Parent company Franklin Bank Corp. just Sunday said it had received proposals for transactions to strengthen Franklin Bank's capital position and was keeping regulators informed of the talks' progress.
Regular deposit accounts are now insured up to $250,000 as part of the new financial rescue law enacted in early October. The limit on individual retirement accounts held in banks remains at $250,000.
The 18 bank failures so far this year compare with three for all of 2007 and are more than in the previous five years combined. It's expected that many more banks won't survive the next year of economic tumult. The pressures of tumbling home prices, rising mortgage foreclosures and tighter credit have been battering many banks, large and small, across the nation.

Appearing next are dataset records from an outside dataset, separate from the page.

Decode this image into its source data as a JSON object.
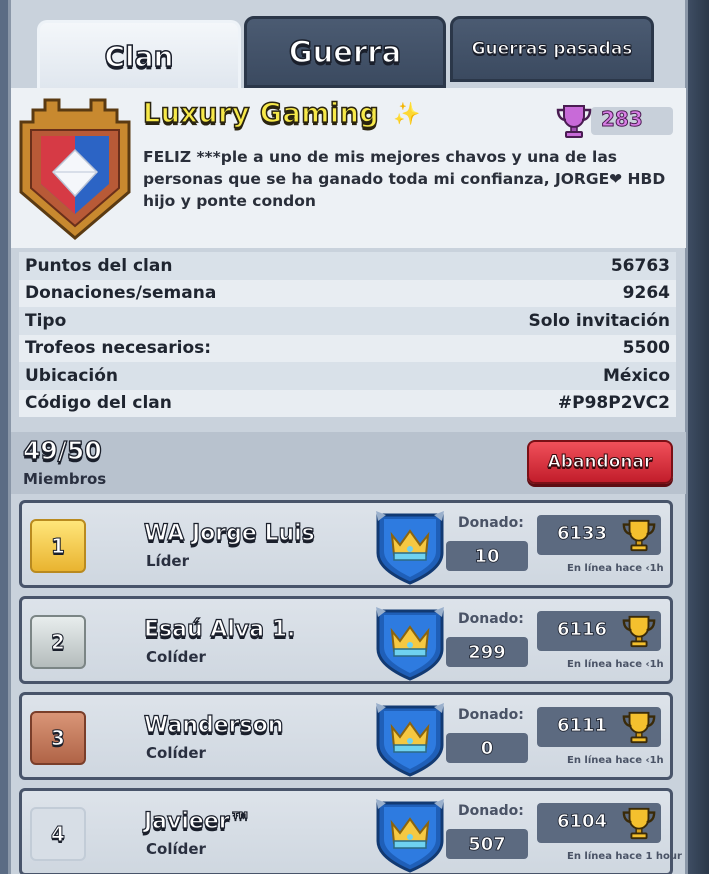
{
  "tabs": {
    "clan": "Clan",
    "war": "Guerra",
    "past_wars": "Guerras pasadas"
  },
  "clan": {
    "name": "Luxury Gaming",
    "trophies": "283",
    "description": "FELIZ ***ple a uno de mis mejores chavos y una de las personas que se ha ganado toda mi confianza, JORGE❤ HBD hijo y ponte condon"
  },
  "stats": [
    {
      "label": "Puntos del clan",
      "value": "56763"
    },
    {
      "label": "Donaciones/semana",
      "value": "9264"
    },
    {
      "label": "Tipo",
      "value": "Solo invitación"
    },
    {
      "label": "Trofeos necesarios:",
      "value": "5500"
    },
    {
      "label": "Ubicación",
      "value": "México"
    },
    {
      "label": "Código del clan",
      "value": "#P98P2VC2"
    }
  ],
  "members_header": {
    "count": "49/50",
    "label": "Miembros",
    "leave_button": "Abandonar"
  },
  "members": [
    {
      "rank": "1",
      "name": "WA Jorge Luis",
      "role": "Líder",
      "donated_label": "Donado:",
      "donated": "10",
      "trophies": "6133",
      "online": "En línea hace ‹1h"
    },
    {
      "rank": "2",
      "name": "Esaú Alva 1.",
      "role": "Colíder",
      "donated_label": "Donado:",
      "donated": "299",
      "trophies": "6116",
      "online": "En línea hace ‹1h"
    },
    {
      "rank": "3",
      "name": "Wanderson",
      "role": "Colíder",
      "donated_label": "Donado:",
      "donated": "0",
      "trophies": "6111",
      "online": "En línea hace ‹1h"
    },
    {
      "rank": "4",
      "name": "Javieer™",
      "role": "Colíder",
      "donated_label": "Donado:",
      "donated": "507",
      "trophies": "6104",
      "online": "En línea hace 1 hour"
    }
  ],
  "colors": {
    "leave_button": "#d9303b",
    "clan_name": "#f7e94a",
    "trophy_purple": "#c86ad8"
  }
}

The failures this year include that of Seattle-based thrift Washington Mutual Inc. in late September, the biggest bank collapse in history. It had $307 billion in assets. In July another big savings and loan, IndyMac Bank based in Pasadena, Calif., failed and was seized by regulators with about $32 billion in assets.
The FDIC estimates that through 2013 there will be about $40 billion in losses to the deposit insurance fund, including an $8.9 billion loss from the failure of IndyMac Bank. The FDIC is raising insurance premiums paid by banks and thrifts to replenish its fund, which now stands at around $45.2 billion, below the minimum target level set by Congress and the lowest level since 2003.